Calendric calculations devised by Aryabhata and his followers have been in continuous use in India for the practical purposes of fixing the Panchangam (the Hindu calendar). In the Islamic world, they formed the basis of the Jalali calendar introduced in 1073 CE by a group of astronomers including Omar Khayyam, versions of which (modified in 1925) are the national calendars in use in Iran and Afghanistan today. The dates of the Jalali calendar are based on actual solar transit, as in Aryabhata and earlier Siddhanta calendars. This type of calendar requires an ephemeris for calculating dates. Although dates were difficult to compute, seasonal errors were less in the Jalali calendar than in the Gregorian calendar.

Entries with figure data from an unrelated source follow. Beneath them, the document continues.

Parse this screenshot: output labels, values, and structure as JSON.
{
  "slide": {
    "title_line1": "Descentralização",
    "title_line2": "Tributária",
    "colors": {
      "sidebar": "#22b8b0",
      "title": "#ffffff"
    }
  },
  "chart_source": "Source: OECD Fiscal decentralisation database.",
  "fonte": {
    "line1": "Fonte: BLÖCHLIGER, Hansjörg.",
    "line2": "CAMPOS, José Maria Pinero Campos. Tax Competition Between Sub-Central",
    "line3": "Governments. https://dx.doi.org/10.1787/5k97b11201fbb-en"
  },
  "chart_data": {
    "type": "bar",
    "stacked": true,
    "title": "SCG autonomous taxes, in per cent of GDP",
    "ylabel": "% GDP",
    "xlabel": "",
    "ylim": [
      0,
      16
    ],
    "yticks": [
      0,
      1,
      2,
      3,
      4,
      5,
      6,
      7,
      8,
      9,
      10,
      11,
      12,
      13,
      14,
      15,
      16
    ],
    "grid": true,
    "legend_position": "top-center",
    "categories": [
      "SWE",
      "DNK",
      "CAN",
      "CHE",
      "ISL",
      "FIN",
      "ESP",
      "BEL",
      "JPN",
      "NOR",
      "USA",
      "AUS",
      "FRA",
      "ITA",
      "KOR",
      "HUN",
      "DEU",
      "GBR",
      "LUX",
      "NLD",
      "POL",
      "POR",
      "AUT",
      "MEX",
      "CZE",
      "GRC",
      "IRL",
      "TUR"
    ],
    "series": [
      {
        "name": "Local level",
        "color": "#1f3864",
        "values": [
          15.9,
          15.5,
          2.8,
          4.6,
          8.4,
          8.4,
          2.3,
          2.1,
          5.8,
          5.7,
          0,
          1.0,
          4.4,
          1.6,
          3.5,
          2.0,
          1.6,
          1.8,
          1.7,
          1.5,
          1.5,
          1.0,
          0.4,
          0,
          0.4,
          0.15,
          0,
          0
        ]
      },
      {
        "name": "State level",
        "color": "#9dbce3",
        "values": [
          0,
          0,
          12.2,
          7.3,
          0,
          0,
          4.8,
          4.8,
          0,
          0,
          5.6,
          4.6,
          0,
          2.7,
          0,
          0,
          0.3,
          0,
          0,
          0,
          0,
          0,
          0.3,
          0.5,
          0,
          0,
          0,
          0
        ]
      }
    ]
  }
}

Aryabhatta Knowledge University (AKU),
Patna has been established by Government of Bihar for the development and
management of educational infrastructure related to technical, medical,
management and allied professional education in his honour. The university is
governed by Bihar State University Act 2008.
India's
first satellite Aryabhata and the lunar crater Aryabhata are both named in his honour,
the Aryabhata satellite also featured on the reverse of the Indian 2-rupee note. An Institute for
conducting research in astronomy, astrophysics and atmospheric sciences is the Aryabhatta
Research Institute of Observational Sciences (ARIES) near
Nainital, India. The inter-school Aryabhatta Maths Competition is also named
after him, as
is Bacillus aryabhata, a species of bacteria discovered in the stratosphere by ISRO scientists in 2009.
Comments
A. Ayutadvayavishkambhsyasanno
circle-parinaah. (Aryabhatiya, Ganitapada, Verse 10)
B. Achlani bhaani tadvat
sampaschimgani lankayam. (Aryabhatiya, Golapada, Verse 9)
( Earth - When a person sitting in a boat moves
with the flow, then he understands that the objects like fixed trees, stones,
mountains etc. are going in the reverse speed. Similarly, from the moving
earth, the fixed stars are also going in the reverse speed. appear to.)